The spiritual gifts of unrequited love.

I’ve talked about the emotional availability of someone we fall in love with being absolutely fundamental to whether we are attuning ourselves to happiness or setting ourselves up for pain, but I wanted to say more about why unrequited love can be such a destructive force in our lives – if we allow it to be.

Unrequited love in the extreme can reduce us to shadows of our true selves.  Love is one of life’s greatest teachers and mysteries, but it’s almost as though we become obsessed with cracking the code of love itself when someone doesn’t love us back.  We can decide that there is something horribly wrong with us and if only we knew what it was we could put it right and they would wake up and realise that they couldn’t spend another day without us.  We turn on ourselves and start hacking away at who we are, determined to carve out of the marble of our being an image that they will find irresistible.  The more we set about ourselves, the more we turn into shadows and wraiths, robbing ourselves of our true power that we would, in our madness, exchange for a moment of their attention.

The irony is, unrequited love actually has very little to do with the other person at all.  We might be obsessed by them, but we’ve put them up on a pedestal and we aren’t relating to who they truly are.  We have turned them into an object of worship, a false idol.  As long as we aren’t actually with them, we can weave our own powerful myths about who they are and of how perfect everything would be if we were with them.

Part of the power of the spell that unrequited love casts is that, because it all takes place in our world of fantasy, it can beat reality hands down.  In real relationships, people argue.  You plan a passionate evening of romance and lust and they fall asleep dribbling on the sofa.  In your world of fantasy with this incredible love object, that would never happen.  Real life cannot live up to fantasy and myth.  So if someone came along who was actually really good for you whilst you were under the spell cast by this other person, you’d push them away – that is, if you even noticed them.

Unrequited love is actually a form of addiction.  We get lost in longing and it’s that feeling of longing that we mistake for love.  It becomes habitual, part of who we are and how we experience life.  It lurks behind everything and taints every moment of joy and happiness that could be ours if only we were brave enough to root it out.
From a quantum creating perspective, the more we allow ourselves to fall under the spell of unrequited love, the more we vibrate with unfulfilled longing, and the more the universe will mirror that and send us more of the same.

As unrequited love is such a major way of leaking power, even though we might recognise its dangers, we can also convince ourselves that we can’t get out of that awful state unless someone rescues us.  Someone had better come along and hit us over the head, throw us over their shoulder and carry us back out to sanity.  But that wouldn’t do any good at all because we’d flop around like wilted flowers, murmuring ‘But I love him/her’ until they got frustrated with us and left us by the roadside.

From a spiritual perspective it might be that we have a ‘past life’ connection with that person or loved them in another life so that in this life they feel incredibly familiar.
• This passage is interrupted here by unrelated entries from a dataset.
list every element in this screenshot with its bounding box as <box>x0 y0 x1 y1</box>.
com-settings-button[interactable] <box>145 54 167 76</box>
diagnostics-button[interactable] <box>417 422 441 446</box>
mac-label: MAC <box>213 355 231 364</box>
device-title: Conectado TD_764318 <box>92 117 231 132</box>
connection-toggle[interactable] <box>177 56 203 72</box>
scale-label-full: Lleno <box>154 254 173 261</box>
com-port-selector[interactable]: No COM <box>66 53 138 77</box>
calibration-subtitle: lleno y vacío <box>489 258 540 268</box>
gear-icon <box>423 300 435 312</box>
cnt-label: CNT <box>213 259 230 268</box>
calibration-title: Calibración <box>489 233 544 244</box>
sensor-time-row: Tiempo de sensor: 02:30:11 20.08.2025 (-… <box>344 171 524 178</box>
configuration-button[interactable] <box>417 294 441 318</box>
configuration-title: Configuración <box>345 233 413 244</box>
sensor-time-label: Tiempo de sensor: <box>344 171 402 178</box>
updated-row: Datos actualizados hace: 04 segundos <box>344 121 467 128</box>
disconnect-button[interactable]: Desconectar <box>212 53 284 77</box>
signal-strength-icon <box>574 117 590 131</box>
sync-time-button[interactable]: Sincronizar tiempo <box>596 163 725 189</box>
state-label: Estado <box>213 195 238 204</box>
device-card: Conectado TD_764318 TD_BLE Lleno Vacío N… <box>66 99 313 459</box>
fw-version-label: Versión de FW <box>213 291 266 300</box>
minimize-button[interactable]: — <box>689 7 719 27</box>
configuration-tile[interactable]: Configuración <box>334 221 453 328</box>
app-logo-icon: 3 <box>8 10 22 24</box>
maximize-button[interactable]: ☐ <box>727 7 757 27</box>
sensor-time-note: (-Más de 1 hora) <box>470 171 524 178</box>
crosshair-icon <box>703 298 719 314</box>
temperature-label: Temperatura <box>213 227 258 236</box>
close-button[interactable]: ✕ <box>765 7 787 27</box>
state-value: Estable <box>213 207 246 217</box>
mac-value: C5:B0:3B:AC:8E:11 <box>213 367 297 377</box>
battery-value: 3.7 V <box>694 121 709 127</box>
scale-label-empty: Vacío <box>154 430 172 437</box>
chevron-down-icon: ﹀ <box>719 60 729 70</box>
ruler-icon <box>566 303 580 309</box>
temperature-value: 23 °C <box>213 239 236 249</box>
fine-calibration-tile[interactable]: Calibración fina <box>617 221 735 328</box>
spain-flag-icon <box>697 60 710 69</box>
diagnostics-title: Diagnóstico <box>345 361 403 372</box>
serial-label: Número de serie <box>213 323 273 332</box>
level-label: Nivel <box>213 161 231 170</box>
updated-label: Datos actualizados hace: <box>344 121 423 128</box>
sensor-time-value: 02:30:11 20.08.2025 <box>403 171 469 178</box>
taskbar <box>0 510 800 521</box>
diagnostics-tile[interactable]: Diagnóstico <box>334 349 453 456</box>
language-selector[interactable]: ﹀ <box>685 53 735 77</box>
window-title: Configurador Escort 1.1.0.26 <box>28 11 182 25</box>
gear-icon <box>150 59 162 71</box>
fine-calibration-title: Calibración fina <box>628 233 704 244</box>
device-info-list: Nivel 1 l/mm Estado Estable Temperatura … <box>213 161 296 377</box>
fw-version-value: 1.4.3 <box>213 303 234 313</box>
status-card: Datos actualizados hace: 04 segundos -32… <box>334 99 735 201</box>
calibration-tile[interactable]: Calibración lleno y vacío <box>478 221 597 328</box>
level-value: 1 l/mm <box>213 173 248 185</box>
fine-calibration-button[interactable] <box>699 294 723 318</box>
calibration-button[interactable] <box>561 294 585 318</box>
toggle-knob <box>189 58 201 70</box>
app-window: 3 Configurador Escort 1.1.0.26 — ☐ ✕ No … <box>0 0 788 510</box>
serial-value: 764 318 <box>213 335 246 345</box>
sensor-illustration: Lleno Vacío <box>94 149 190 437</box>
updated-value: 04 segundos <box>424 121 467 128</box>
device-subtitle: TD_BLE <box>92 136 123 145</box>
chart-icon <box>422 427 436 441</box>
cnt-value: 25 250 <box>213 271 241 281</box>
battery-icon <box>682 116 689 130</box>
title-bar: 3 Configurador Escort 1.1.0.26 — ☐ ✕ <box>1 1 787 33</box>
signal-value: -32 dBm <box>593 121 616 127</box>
Clinging onto a past life experience can block our souls growth in this life.

We have to rescue ourselves, claim our own power back, snap ourselves out of the spell that’s been cast.  That begins by us recognising that we have fallen into a state of negative enchantment and being willing to do whatever it takes to break it.  That way, we set ourselves free to go on and attract real love.  If you look back once the spell is broken you’ll see the most astonishing sight.  Where you might have seen a God or Goddess, you’ll see an ordinary person.  If you could see through the eyes of your soul, you might see another soul who came along at the perfect time to allow you to experience what it’s like when you give away your power.  You may even send them a silent blessing for giving you such a wonderful gift – that is, just before you turn away and go and get on with your own life once more and manifest the real love you deserve.

Loads of love,
Michele x

One thought on “The spiritual gifts of unrequited love.

  1. This is so beautiful. You completely captured the breadth and depth of what unrequited love feels like. It is truly a journey, like a trio of magi; the soul, the ego, and the higher self. Along this dark path, we all walk together, each of these parts contributing to solve the nagging question of this objection of affection versus the self. The soul presents the question, the ego jumps in with lots of possibilities, and finally our higher self (once reflecting upon the soul and ego’s contributions) weighs the answers with what ultimately feels authentic, usually arriving at the idea of surrender and letting go. I’ve bookmarked your article and will probably refer to it often. Thank you for writing and sharing this.